Well, first, we do see arrests, though they're not usually widely publicized in mass media, and we don't see enough of them. But people do get caught.

But really, why so few? Well, honestly, because it's really hard to prove that cyber crimes are committed by specific individuals, despite all the allegations you'll see in the press, especially recently. And I mean prove - with evidence that will hold in a justice system.

There are a few reasons for this. First, it's really hard to track careful criminals down. Second, even if you have malware samples, it's pretty easy for attackers to have sanitized them. And it's easy to plant false flags if you're savvy. Finally, finding the appropriate evidence is difficult as well, not in the least because of jurisdictional problems.

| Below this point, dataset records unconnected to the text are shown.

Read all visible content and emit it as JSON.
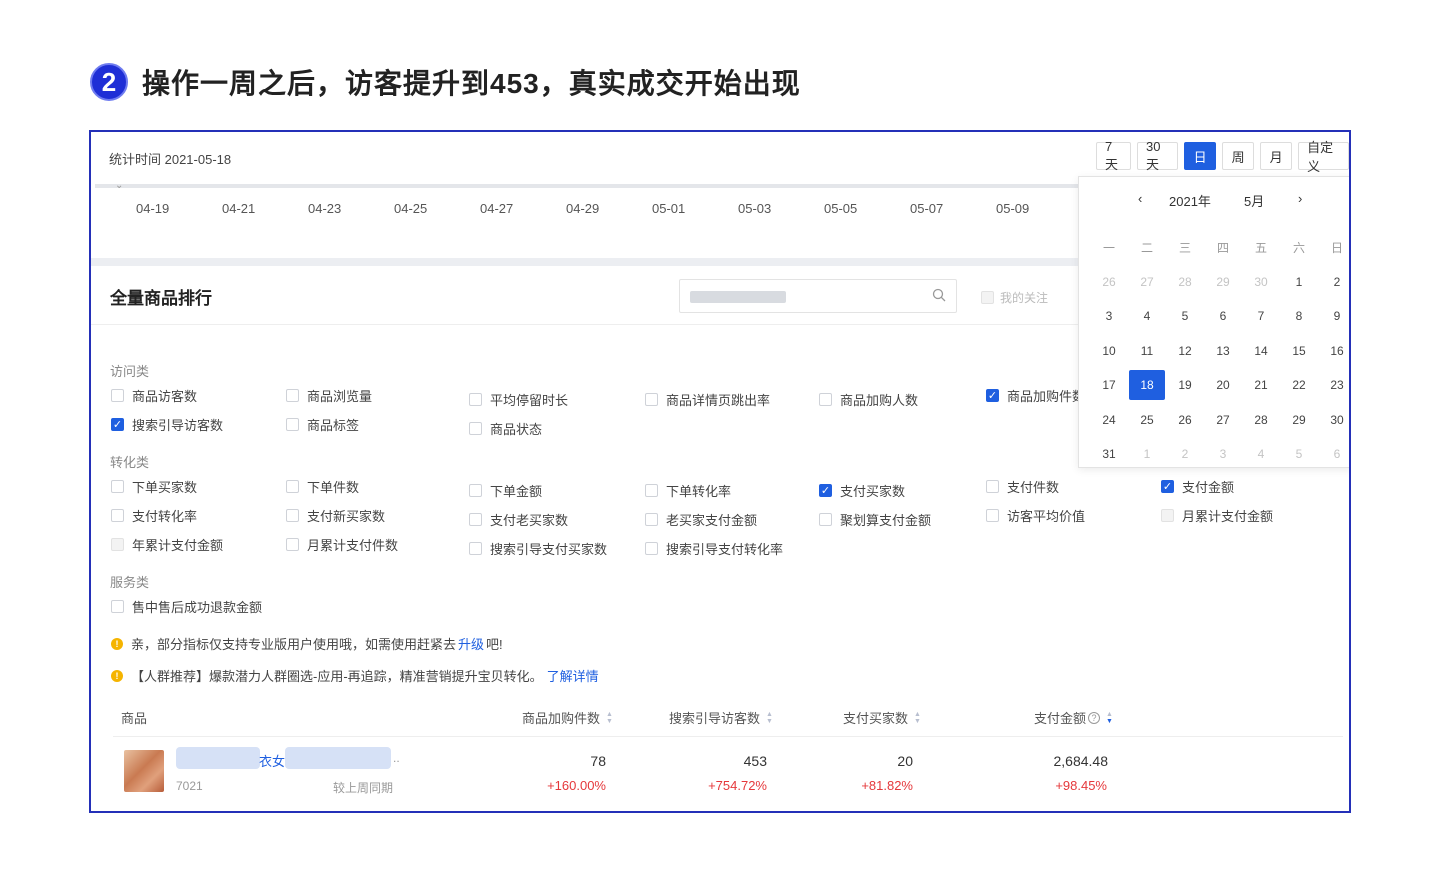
{
  "heading": {
    "step": "2",
    "text": "操作一周之后，访客提升到453，真实成交开始出现"
  },
  "stat_time": "统计时间 2021-05-18",
  "range_buttons": [
    "7天",
    "30天",
    "日",
    "周",
    "月",
    "自定义"
  ],
  "axis_labels": [
    "04-19",
    "04-21",
    "04-23",
    "04-25",
    "04-27",
    "04-29",
    "05-01",
    "05-03",
    "05-05",
    "05-07",
    "05-09"
  ],
  "section_title": "全量商品排行",
  "follow_label": "我的关注",
  "categories": {
    "visit": "访问类",
    "convert": "转化类",
    "service": "服务类"
  },
  "metrics": {
    "visit_r1": [
      "商品访客数",
      "商品浏览量",
      "平均停留时长",
      "商品详情页跳出率",
      "商品加购人数",
      "商品加购件数"
    ],
    "visit_r2": [
      "搜索引导访客数",
      "商品标签",
      "商品状态"
    ],
    "conv_r1": [
      "下单买家数",
      "下单件数",
      "下单金额",
      "下单转化率",
      "支付买家数",
      "支付件数",
      "支付金额"
    ],
    "conv_r2": [
      "支付转化率",
      "支付新买家数",
      "支付老买家数",
      "老买家支付金额",
      "聚划算支付金额",
      "访客平均价值",
      "月累计支付金额"
    ],
    "conv_r3": [
      "年累计支付金额",
      "月累计支付件数",
      "搜索引导支付买家数",
      "搜索引导支付转化率"
    ],
    "service_r1": [
      "售中售后成功退款金额"
    ]
  },
  "tips": {
    "tip1_pre": "亲，部分指标仅支持专业版用户使用哦，如需使用赶紧去",
    "tip1_link": "升级",
    "tip1_post": "吧!",
    "tip2_pre": "【人群推荐】爆款潜力人群圈选-应用-再追踪，精准营销提升宝贝转化。",
    "tip2_link": "了解详情"
  },
  "table": {
    "headers": [
      "商品",
      "商品加购件数",
      "搜索引导访客数",
      "支付买家数",
      "支付金额"
    ],
    "row": {
      "name_fragment": "衣女",
      "ellipsis": "..",
      "id": "7021",
      "compare_label": "较上周同期",
      "values": [
        "78",
        "453",
        "20",
        "2,684.48"
      ],
      "changes": [
        "+160.00%",
        "+754.72%",
        "+81.82%",
        "+98.45%"
      ]
    }
  },
  "calendar": {
    "year": "2021年",
    "month": "5月",
    "weekdays": [
      "一",
      "二",
      "三",
      "四",
      "五",
      "六",
      "日"
    ],
    "days": [
      "26",
      "27",
      "28",
      "29",
      "30",
      "1",
      "2",
      "3",
      "4",
      "5",
      "6",
      "7",
      "8",
      "9",
      "10",
      "11",
      "12",
      "13",
      "14",
      "15",
      "16",
      "17",
      "18",
      "19",
      "20",
      "21",
      "22",
      "23",
      "24",
      "25",
      "26",
      "27",
      "28",
      "29",
      "30",
      "31",
      "1",
      "2",
      "3",
      "4",
      "5",
      "6"
    ],
    "selected": "18"
  },
  "colors": {
    "accent": "#1f5fe0",
    "heading_badge": "#1f2fd6",
    "frame_border": "#2430b8",
    "negative_change": "#e5383b",
    "tip": "#f5b400"
  }
}
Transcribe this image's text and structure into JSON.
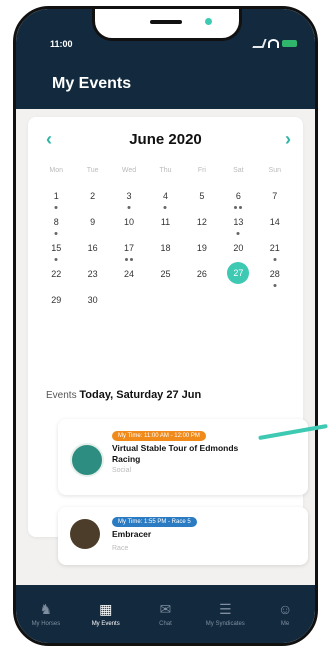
{
  "status": {
    "time": "11:00"
  },
  "header": {
    "title": "My Events"
  },
  "calendar": {
    "month": "June 2020",
    "weekdays": [
      "Mon",
      "Tue",
      "Wed",
      "Thu",
      "Fri",
      "Sat",
      "Sun"
    ],
    "days": [
      {
        "n": "1",
        "dots": 1
      },
      {
        "n": "2",
        "dots": 0
      },
      {
        "n": "3",
        "dots": 1
      },
      {
        "n": "4",
        "dots": 1
      },
      {
        "n": "5",
        "dots": 0
      },
      {
        "n": "6",
        "dots": 2
      },
      {
        "n": "7",
        "dots": 0
      },
      {
        "n": "8",
        "dots": 1
      },
      {
        "n": "9",
        "dots": 0
      },
      {
        "n": "10",
        "dots": 0
      },
      {
        "n": "11",
        "dots": 0
      },
      {
        "n": "12",
        "dots": 0
      },
      {
        "n": "13",
        "dots": 1
      },
      {
        "n": "14",
        "dots": 0
      },
      {
        "n": "15",
        "dots": 1
      },
      {
        "n": "16",
        "dots": 0
      },
      {
        "n": "17",
        "dots": 2
      },
      {
        "n": "18",
        "dots": 0
      },
      {
        "n": "19",
        "dots": 0
      },
      {
        "n": "20",
        "dots": 0
      },
      {
        "n": "21",
        "dots": 1
      },
      {
        "n": "22",
        "dots": 0
      },
      {
        "n": "23",
        "dots": 0
      },
      {
        "n": "24",
        "dots": 0
      },
      {
        "n": "25",
        "dots": 0
      },
      {
        "n": "26",
        "dots": 0
      },
      {
        "n": "27",
        "dots": 0,
        "selected": true
      },
      {
        "n": "28",
        "dots": 1
      },
      {
        "n": "29",
        "dots": 0
      },
      {
        "n": "30",
        "dots": 0
      }
    ]
  },
  "events": {
    "heading_prefix": "Events",
    "heading_date": "Today, Saturday 27 Jun",
    "items": [
      {
        "badge": "My Time: 11:00 AM - 12:00 PM",
        "name": "Virtual Stable Tour of Edmonds Racing",
        "sub": "Social",
        "badge_color": "#f08a1b",
        "icon": "tooth-logo"
      },
      {
        "badge": "My Time: 1:55 PM - Race 5",
        "name": "Embracer",
        "sub": "Race",
        "badge_color": "#2a7bc2",
        "icon": "horse-photo"
      }
    ]
  },
  "tabs": [
    {
      "label": "My Horses",
      "icon": "horse-icon"
    },
    {
      "label": "My Events",
      "icon": "calendar-icon",
      "active": true
    },
    {
      "label": "Chat",
      "icon": "chat-icon"
    },
    {
      "label": "My Syndicates",
      "icon": "group-icon"
    },
    {
      "label": "Me",
      "icon": "person-icon"
    }
  ]
}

Tracking determined cyberattackers down is hard, and it takes time. Many attackers use stolen infrastructure, and they will frequently camouflage access through yet other compromised systems in difficult to access countries. This leaves a trail of systems that needs to be traversed in order to find the originating system. And these trails will change frequently, or involve Tor.

Malware samples usually don't have much in them of value, unless you've been able to acquire the cyberattacker's workstation. Actually compiled payload code, or macros in MS Word documents, can be effectively sterilized, so it contains no identifying traces. Now, it's difficult to remove all stylistic traces, so it's best to use industry standard conventions in your code, not things that can be used for later sample correlation if you're an attacker. But even when engineers do use odd tricks, that really only gives analysts a way to show that selected payloads come from the same author, not that a specific author is a specific person.

False flags are easy to plant in malware as well. When do command and control systems operate? When are manual intrusions attempted? What kinds of variable names are used, and what kinds of characters? Are there characters from a specific alphabet? These kinds of tricks can all be used to lead analysts to the true authors, but it can be forged too.

Extracting evidence from computer systems is a well defined and refined field. But you need to get your hands on the system first, and the system needs to have something compelling to link malware or command and control to that particular system. Both of these can be difficult problems, especially when dealing with criminals in other countries, or countries that don't have particularly strong relationships with the one you're in if you're an analyst.

Really, like many cases in the outside world, criminals are eventually caught because they are careless. They provide a trail from cybercrime forums to domain names, then to identifying information, for example. Or they brag about a campaign. It just takes time - though sometimes it seems like too much.